Giorgian Borca-Tasciuc Giorgian Borca-Tasciuc - 4 months ago 14
PHP Question

Why is bash inserting the output of "ls /" in output?

I've come across a rather mystifying bug in bash, which I suspect has to do with the shell expansion rules.

Here's the story: at work, I've been tasked with documenting a massive internal website for coordinating company resources. Unfortunately, the code is quite ugly, as it has outgrew it's original purpose and "evolved" into the main resource for coordinating company efforts.

Most of the code is PHP. I wrote a few helper scripts to help me write the documentation; for example, one script extracts all the global php variables used in a php function.

At the center of all these scripts lies the "extract_function.sh" script. Basically, given a single php function name and a php source file, it extracts and outputs that php function.
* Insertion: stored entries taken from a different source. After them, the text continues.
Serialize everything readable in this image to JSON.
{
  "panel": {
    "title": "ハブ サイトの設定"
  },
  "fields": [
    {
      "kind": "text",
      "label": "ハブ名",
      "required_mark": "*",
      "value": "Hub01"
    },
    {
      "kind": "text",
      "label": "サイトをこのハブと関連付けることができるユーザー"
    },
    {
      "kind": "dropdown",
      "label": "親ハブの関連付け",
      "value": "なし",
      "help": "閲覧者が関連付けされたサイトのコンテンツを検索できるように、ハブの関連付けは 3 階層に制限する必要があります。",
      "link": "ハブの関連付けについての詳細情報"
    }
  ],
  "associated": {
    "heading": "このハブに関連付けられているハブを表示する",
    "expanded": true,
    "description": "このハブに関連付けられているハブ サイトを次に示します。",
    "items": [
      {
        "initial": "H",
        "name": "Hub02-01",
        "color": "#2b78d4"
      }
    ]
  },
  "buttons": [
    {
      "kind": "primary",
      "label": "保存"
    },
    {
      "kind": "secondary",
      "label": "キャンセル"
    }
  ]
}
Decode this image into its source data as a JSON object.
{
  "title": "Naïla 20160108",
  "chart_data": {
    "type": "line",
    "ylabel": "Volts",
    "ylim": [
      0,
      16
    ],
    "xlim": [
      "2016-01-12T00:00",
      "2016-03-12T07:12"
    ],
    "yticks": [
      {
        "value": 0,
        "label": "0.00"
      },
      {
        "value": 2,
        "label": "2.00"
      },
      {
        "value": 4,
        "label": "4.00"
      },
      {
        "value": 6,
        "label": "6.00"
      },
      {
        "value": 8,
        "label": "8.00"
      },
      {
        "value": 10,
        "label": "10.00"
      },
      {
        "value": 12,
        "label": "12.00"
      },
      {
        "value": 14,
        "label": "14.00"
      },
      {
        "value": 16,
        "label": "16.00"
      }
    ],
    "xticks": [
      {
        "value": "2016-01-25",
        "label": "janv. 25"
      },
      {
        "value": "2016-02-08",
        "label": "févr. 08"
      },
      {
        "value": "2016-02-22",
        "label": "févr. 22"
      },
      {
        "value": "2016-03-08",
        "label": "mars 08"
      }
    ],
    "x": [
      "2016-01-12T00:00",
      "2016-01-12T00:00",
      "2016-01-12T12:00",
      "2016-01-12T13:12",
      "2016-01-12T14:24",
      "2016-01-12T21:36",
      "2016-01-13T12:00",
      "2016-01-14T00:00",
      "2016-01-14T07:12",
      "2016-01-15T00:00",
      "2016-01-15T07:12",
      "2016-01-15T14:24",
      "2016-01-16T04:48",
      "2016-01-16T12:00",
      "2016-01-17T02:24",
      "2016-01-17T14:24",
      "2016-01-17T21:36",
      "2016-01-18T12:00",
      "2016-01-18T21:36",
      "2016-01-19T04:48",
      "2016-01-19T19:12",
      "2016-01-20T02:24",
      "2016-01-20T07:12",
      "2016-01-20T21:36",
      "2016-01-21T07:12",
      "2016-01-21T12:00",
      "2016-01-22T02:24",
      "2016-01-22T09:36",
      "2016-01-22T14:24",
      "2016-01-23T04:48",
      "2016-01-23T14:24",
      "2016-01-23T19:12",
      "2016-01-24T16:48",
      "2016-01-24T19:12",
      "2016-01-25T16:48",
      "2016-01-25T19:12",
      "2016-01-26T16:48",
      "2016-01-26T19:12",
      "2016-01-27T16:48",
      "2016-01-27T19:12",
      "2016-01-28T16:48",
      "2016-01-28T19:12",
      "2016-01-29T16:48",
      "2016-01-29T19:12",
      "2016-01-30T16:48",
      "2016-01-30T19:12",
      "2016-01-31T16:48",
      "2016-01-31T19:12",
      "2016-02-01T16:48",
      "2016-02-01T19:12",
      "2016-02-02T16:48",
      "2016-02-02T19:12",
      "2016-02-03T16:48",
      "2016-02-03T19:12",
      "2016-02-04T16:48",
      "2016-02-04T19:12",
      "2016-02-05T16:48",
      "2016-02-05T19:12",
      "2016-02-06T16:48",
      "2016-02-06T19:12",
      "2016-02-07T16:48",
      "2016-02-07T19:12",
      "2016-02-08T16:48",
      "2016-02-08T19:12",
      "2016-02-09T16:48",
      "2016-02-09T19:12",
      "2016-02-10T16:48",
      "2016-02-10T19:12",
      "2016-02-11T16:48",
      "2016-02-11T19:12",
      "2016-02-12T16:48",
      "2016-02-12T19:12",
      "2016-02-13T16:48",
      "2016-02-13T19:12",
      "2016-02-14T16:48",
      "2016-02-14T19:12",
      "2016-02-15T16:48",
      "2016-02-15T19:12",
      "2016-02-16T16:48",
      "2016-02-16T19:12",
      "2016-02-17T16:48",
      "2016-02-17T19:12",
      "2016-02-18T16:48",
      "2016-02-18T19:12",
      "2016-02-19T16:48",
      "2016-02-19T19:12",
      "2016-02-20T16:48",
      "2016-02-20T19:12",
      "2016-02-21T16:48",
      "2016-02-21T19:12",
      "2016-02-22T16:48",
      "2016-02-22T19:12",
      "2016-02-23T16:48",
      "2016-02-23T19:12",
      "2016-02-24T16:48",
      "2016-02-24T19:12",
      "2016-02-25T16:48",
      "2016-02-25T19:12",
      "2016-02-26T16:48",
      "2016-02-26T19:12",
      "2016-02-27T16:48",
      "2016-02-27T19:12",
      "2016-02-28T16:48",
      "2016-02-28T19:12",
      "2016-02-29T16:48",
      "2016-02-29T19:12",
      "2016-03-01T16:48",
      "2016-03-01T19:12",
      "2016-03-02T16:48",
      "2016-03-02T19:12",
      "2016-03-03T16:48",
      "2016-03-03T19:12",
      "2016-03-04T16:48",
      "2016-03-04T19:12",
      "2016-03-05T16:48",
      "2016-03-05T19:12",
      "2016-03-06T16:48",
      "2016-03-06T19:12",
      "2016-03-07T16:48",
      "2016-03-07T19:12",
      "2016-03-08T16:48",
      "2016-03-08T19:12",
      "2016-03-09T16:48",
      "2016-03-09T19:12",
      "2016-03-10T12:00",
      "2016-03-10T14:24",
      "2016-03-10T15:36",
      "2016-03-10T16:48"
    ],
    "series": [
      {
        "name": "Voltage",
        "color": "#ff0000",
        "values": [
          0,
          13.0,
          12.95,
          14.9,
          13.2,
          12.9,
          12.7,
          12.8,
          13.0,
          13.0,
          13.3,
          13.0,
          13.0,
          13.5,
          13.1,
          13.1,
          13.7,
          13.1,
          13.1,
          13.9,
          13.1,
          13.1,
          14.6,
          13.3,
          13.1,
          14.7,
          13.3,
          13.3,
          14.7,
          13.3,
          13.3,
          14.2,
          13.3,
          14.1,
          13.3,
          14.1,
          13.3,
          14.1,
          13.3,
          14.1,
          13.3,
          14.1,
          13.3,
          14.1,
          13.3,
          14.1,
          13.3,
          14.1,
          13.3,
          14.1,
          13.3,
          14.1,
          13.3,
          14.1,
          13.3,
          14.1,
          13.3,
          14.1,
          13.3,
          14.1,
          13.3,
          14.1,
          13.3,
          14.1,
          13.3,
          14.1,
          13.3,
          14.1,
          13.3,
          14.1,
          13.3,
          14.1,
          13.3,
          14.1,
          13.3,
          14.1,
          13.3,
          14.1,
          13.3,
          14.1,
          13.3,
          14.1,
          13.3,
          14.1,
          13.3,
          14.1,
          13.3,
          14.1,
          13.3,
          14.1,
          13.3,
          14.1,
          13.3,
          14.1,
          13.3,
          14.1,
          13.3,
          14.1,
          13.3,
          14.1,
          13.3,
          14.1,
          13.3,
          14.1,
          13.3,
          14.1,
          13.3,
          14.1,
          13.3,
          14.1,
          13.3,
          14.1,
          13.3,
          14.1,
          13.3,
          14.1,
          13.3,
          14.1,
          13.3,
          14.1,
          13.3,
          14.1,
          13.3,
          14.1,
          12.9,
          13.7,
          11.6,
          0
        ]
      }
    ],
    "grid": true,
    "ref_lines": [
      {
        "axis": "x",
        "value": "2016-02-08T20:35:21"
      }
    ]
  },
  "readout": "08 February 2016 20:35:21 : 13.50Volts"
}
Now here's the problem: somehow, as the script is extracting the function, it is basically inserting the output of

ls /
randomly within the output.

For example:

$ ./extract_function my_function my_php_file.php
function my_function {
// php code
/etc
/bin
/proc
...
// more php code
}


Even more confusingly, I've only gotten this to occur for one specific function from one specific file! Now, since the function is quite huge (500+ lines, I mean it when I say the code is ugly!), I haven't been able for the life of me to figure out what is causing this, or to come up with a simpler ad-hoc function to produce this behavior. Also, company policy prevents me from sharing the actual code.

However, here is my code:

#!/usr/bin/env bash
program_name=$(basename $0);
function_name=$1;
file_name=$2;

if [[ -z "$function_name" ]]; then
(>&2 echo "Usage: $program_name function_name [file]")
exit 1
fi

if [[ -z "$file_name" ]] || [ "$file_name" = "-" ]; then
file_name="/dev/stdin";
fi

php_lexer_file=$(mktemp)
trap "rm -f $php_lexer_file" EXIT
read -r -d '' php_lexer_text << 'EOF'
<?php
$file = file_get_contents("php://stdin");
$tokens = token_get_all($file);
foreach ($tokens as $token)
if ($token === '{')
echo PHP_EOL, "PHP_BRACKET_OPEN", PHP_EOL;
else if ($token == '}')
echo PHP_EOL, "PHP_BRACKET_CLOSE", PHP_EOL;
else if (is_array($token))
echo $token[1];
else
echo $token;
?>
EOF
echo "$php_lexer_text" > $php_lexer_file;

# Get all output from beginning of function declaration
extracted_function_start=$(sed -n -e "/function $function_name(/,$ p" < $file_name);

# Prepend <?php so that php will parse the file as php
extracted_function_file=$(mktemp)
trap "rm -f $extracted_function_file" EXIT
echo '<?php' > $extracted_function_file;
echo "$extracted_function_start" >> $extracted_function_file;
tokens=$(php $php_lexer_file < $extracted_function_file);
# I've checked, and at this point $tokens does not contain "/bin", "/lib", etc...

IFS=$'\n';
open_count=0;
close_count=0;
for token in $tokens; do # But here the output of "ls /" magically appears in $tokens!
if [ $token = "PHP_BRACKET_OPEN" ]; then
open_count=$((open_count+1))
token='{';
elif [ $token == "PHP_BRACKET_CLOSE" ] ; then
close_count=$((close_count+1))
token='}';
fi

echo $token;
if [ $open_count -ne 0 ] && [ $open_count -eq $close_count ]; then
break;
fi
done


Yes, I know that I shouldn't be using bash to manipulate php code, but I basically have two questions:

1) Why is bash doing this?

2) And, how can I fix it?

Answer

One of the tokens in $tokens is a * (or a glob pattern which can match several files). If you cannot arrange for the token list to not contain shell metacharacters, you will need to jump through some hoops to avoid expansion. One possible technique is to use read -ra to read the tokens into an array, which will make it easier to quote them.